If we assume both opponents have one hp and the damage is dealt early in the swing (draw back to striking pose takes longer than the initial strike) then we could assume red hits once, then blue hits then red hits three more times. This would give the advantage to blue as red will be dead a statistically significant amount of time before red gets the rest of his swings in, this advantage decreases as you add hp to both sides.

there's no need to bash your mind against a square problem, especially if you can let computers do the work. what you should have asked is what general algorithm will do this. even then, save that for class, and discuss more beautiful concepts here. =-:3

You're right but there's an easier way to do it for the red sword.

The point is that

(Average # of Hits)=(Average # of hits on first attack)+...+(Average # of hits on 4th attack)

But the average number of hits on the first attack is .1(1)+.9*0=.1, and same for the other attacks.

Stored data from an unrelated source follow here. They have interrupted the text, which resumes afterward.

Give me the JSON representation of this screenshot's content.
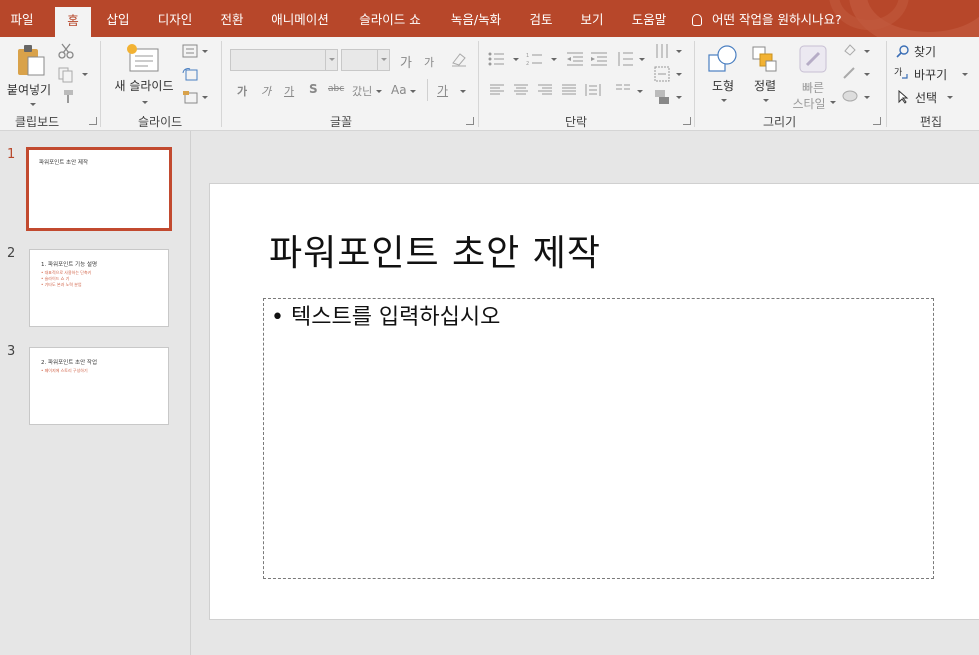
{
  "tabs": [
    {
      "label": "파일",
      "active": false
    },
    {
      "label": "홈",
      "active": true
    },
    {
      "label": "삽입",
      "active": false
    },
    {
      "label": "디자인",
      "active": false
    },
    {
      "label": "전환",
      "active": false
    },
    {
      "label": "애니메이션",
      "active": false
    },
    {
      "label": "슬라이드 쇼",
      "active": false
    },
    {
      "label": "녹음/녹화",
      "active": false
    },
    {
      "label": "검토",
      "active": false
    },
    {
      "label": "보기",
      "active": false
    },
    {
      "label": "도움말",
      "active": false
    }
  ],
  "tellme": "어떤 작업을 원하시나요?",
  "ribbon": {
    "clipboard": {
      "paste": "붙여넣기",
      "group": "클립보드"
    },
    "slides": {
      "new_slide": "새 슬라이드",
      "group": "슬라이드"
    },
    "font": {
      "group": "글꼴",
      "grow": "가",
      "shrink": "가",
      "bold": "가",
      "italic": "가",
      "underline": "가",
      "shadow": "S",
      "strike": "abc",
      "spacing": "갔닌",
      "case": "Aa",
      "color": "가"
    },
    "paragraph": {
      "group": "단락"
    },
    "drawing": {
      "shapes": "도형",
      "arrange": "정렬",
      "quick_styles_1": "빠른",
      "quick_styles_2": "스타일",
      "group": "그리기"
    },
    "editing": {
      "find": "찾기",
      "replace": "바꾸기",
      "select": "선택",
      "group": "편집"
    }
  },
  "colors": {
    "accent": "#b7472a",
    "selection_border": "#c24a2f"
  },
  "thumbnails": [
    {
      "num": "1",
      "title": "파워포인트 초안 제작",
      "bullets": [],
      "selected": true
    },
    {
      "num": "2",
      "title": "1. 파워포인트 기능 설명",
      "bullets": [
        "• 대표적으로 사용하는 단축키",
        "• 슬라이드 쇼 기",
        "• 기타도 본과 노력 분업"
      ],
      "selected": false
    },
    {
      "num": "3",
      "title": "2. 파워포인트 초안 작업",
      "bullets": [
        "• 페이지에 스토리 구성하기"
      ],
      "selected": false
    }
  ],
  "slide": {
    "title": "파워포인트 초안 제작",
    "body_bullet": "• 텍스트를 입력하십시오"
  }
}
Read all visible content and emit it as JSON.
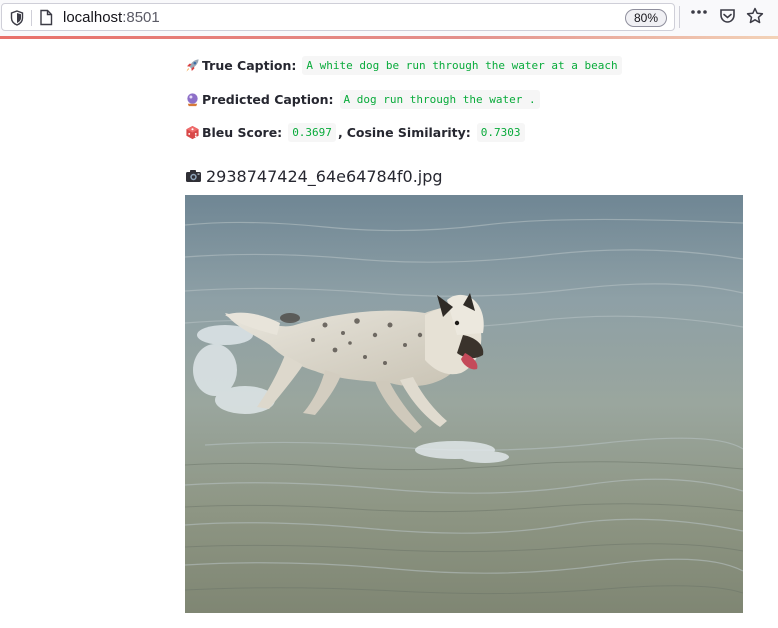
{
  "browser": {
    "url_host": "localhost",
    "url_port": ":8501",
    "zoom_label": "80%"
  },
  "result": {
    "true_caption_label": "True Caption:",
    "true_caption_value": "A white dog be run through the water at a beach",
    "predicted_caption_label": "Predicted Caption:",
    "predicted_caption_value": "A dog run through the water .",
    "bleu_label": "Bleu Score:",
    "bleu_value": "0.3697",
    "separator": ",",
    "cosine_label": "Cosine Similarity:",
    "cosine_value": "0.7303"
  },
  "image": {
    "filename": "2938747424_64e64784f0.jpg"
  },
  "icons": {
    "true_caption": "rocket-icon",
    "predicted_caption": "crystal-ball-icon",
    "bleu": "die-icon",
    "filename": "camera-icon",
    "toolbar": [
      "shield-icon",
      "page-icon",
      "overflow-icon",
      "pocket-icon",
      "star-icon"
    ]
  },
  "colors": {
    "code_text": "#09ab3b",
    "code_bg": "#f6f6f6",
    "text": "#262730",
    "accent": "#e8706a"
  }
}
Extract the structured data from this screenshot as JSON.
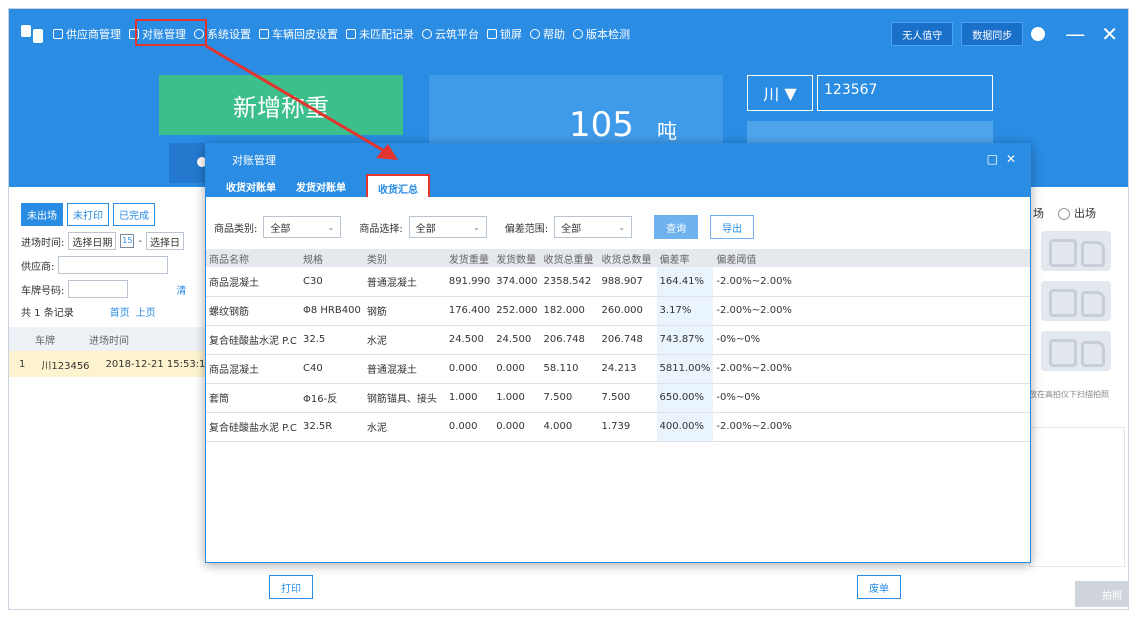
{
  "menubar": {
    "items": [
      {
        "label": "供应商管理",
        "icon": "list-icon"
      },
      {
        "label": "对账管理",
        "icon": "document-icon"
      },
      {
        "label": "系统设置",
        "icon": "gear-icon"
      },
      {
        "label": "车辆回皮设置",
        "icon": "truck-icon"
      },
      {
        "label": "未匹配记录",
        "icon": "truck-icon"
      },
      {
        "label": "云筑平台",
        "icon": "cloud-icon"
      },
      {
        "label": "锁屏",
        "icon": "lock-icon"
      },
      {
        "label": "帮助",
        "icon": "help-icon"
      },
      {
        "label": "版本检测",
        "icon": "info-icon"
      }
    ],
    "unattended_label": "无人值守",
    "sync_label": "数据同步"
  },
  "main": {
    "new_weigh_label": "新增称重",
    "weight_value": "105",
    "weight_unit": "吨",
    "plate_province": "川",
    "plate_number": "123567"
  },
  "left": {
    "tabs": [
      "未出场",
      "未打印",
      "已完成"
    ],
    "entry_time_label": "进场时间:",
    "date_placeholder": "选择日期",
    "date_placeholder2": "选择日",
    "supplier_label": "供应商:",
    "plate_label": "车牌号码:",
    "clear_label": "清",
    "count_text": "共 1 条记录",
    "first_page": "首页",
    "prev_page": "上页",
    "col_plate": "车牌",
    "col_time": "进场时间",
    "row": {
      "idx": "1",
      "plate": "川123456",
      "time": "2018-12-21 15:53:1"
    }
  },
  "right": {
    "radio_in": "场",
    "radio_out": "出场",
    "hint": "放在高拍仪下扫描拍照",
    "photo_label": "拍照"
  },
  "bottom": {
    "print_label": "打印",
    "void_label": "废单"
  },
  "modal": {
    "title": "对账管理",
    "tabs": [
      "收货对账单",
      "发货对账单",
      "收货汇总"
    ],
    "filters": {
      "category_label": "商品类别:",
      "category_value": "全部",
      "product_label": "商品选择:",
      "product_value": "全部",
      "deviation_label": "偏差范围:",
      "deviation_value": "全部",
      "query_label": "查询",
      "export_label": "导出"
    },
    "columns": [
      "商品名称",
      "规格",
      "类别",
      "发货重量",
      "发货数量",
      "收货总重量",
      "收货总数量",
      "偏差率",
      "偏差阈值"
    ],
    "rows": [
      [
        "商品混凝土",
        "C30",
        "普通混凝土",
        "891.990",
        "374.000",
        "2358.542",
        "988.907",
        "164.41%",
        "-2.00%~2.00%"
      ],
      [
        "螺纹钢筋",
        "Φ8 HRB400",
        "钢筋",
        "176.400",
        "252.000",
        "182.000",
        "260.000",
        "3.17%",
        "-2.00%~2.00%"
      ],
      [
        "复合硅酸盐水泥 P.C",
        "32.5",
        "水泥",
        "24.500",
        "24.500",
        "206.748",
        "206.748",
        "743.87%",
        "-0%~0%"
      ],
      [
        "商品混凝土",
        "C40",
        "普通混凝土",
        "0.000",
        "0.000",
        "58.110",
        "24.213",
        "5811.00%",
        "-2.00%~2.00%"
      ],
      [
        "套筒",
        "Φ16-反",
        "钢筋锚具、接头",
        "1.000",
        "1.000",
        "7.500",
        "7.500",
        "650.00%",
        "-0%~0%"
      ],
      [
        "复合硅酸盐水泥 P.C",
        "32.5R",
        "水泥",
        "0.000",
        "0.000",
        "4.000",
        "1.739",
        "400.00%",
        "-2.00%~2.00%"
      ]
    ]
  },
  "colors": {
    "primary": "#2a8ce3",
    "green": "#3dbf8c",
    "highlight": "#e3342f"
  }
}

So the average is just .1+.1+.1+.1

Probability for the first sword to hit once per second: [math]0.4[/math]

Probability for the second sword to hit at least once within a second: [math]1 - (1 - \frac{1}{10})^4 = 0.3439[/math]

So the first is better.

You have to actually count the multiplicity of extra hits per turn to calculate the DPS.

My answer is correct. Let me break this to you:

Probability for some single hit to succeed (second sword): [math]\frac{1}{10}[/math]
Probability that it doesn't succeed: [math]1 - \frac{1}{10}[/math]
Probability that none of the 4 hits succeed: [math](1 - \frac{1}{10})^4[/math]
Probability that at least one of the 4 hits succeed: [math]1 - (1 - \frac{1}{10})^4[/math]

And "at least one of the 4 hits succeed" includes the scenarios "1 hit", "2 hits", "3 hits" and "4 hits".

Again; The second sword is better.

First sword is better*

But that doesn't take into account that the cases where there are 2 hits, 3 hits, or 4 hits do more damage than just the 1 hit.

aaaand you still didnt catch on to the difference between "at least one hit" and DAMAGE per unit time.

So go back, and tally up the different damage amounts according to their normalized probabilities, and sum that shit up, and LO AND BEHOLD both swords have the same average damage per unit time.

wow. math sure is fun when you do it right.

>he's an idiot, but I can't be bothered to explain why
>mostly because I can dish out criticism, but I don't want anyone to criticize my ideas

This is why nobody likes you, user.

poesp.com/tools/attackdps/

Plugging the information for both into this, assuming the damage is 100 says that both do 41 damage per second.

What the fuck are you going on about? Assuming the damage per hit is the same, isn't this as simple as a weighted average?

Sword 1 = 0.4
Sword 2 = 0.1 + 0.1 + 0.1 + 0.1

Blue Red
Second_1 .4 .34
Second_2 .64 .56
Second_3 .78 .71
Second_4 .87 .81
Second_5 .92 .87

This is chance to hit after x seconds. Sorry my table got clobbered. So The blue sword is strictly better if you assume one hit one kill

> If we assume both opponents have one hp and the damage is dealt early in the swing
Conversely, if you assume that it's dealt at the end (warm-up rather than cool-down), red has the advantage.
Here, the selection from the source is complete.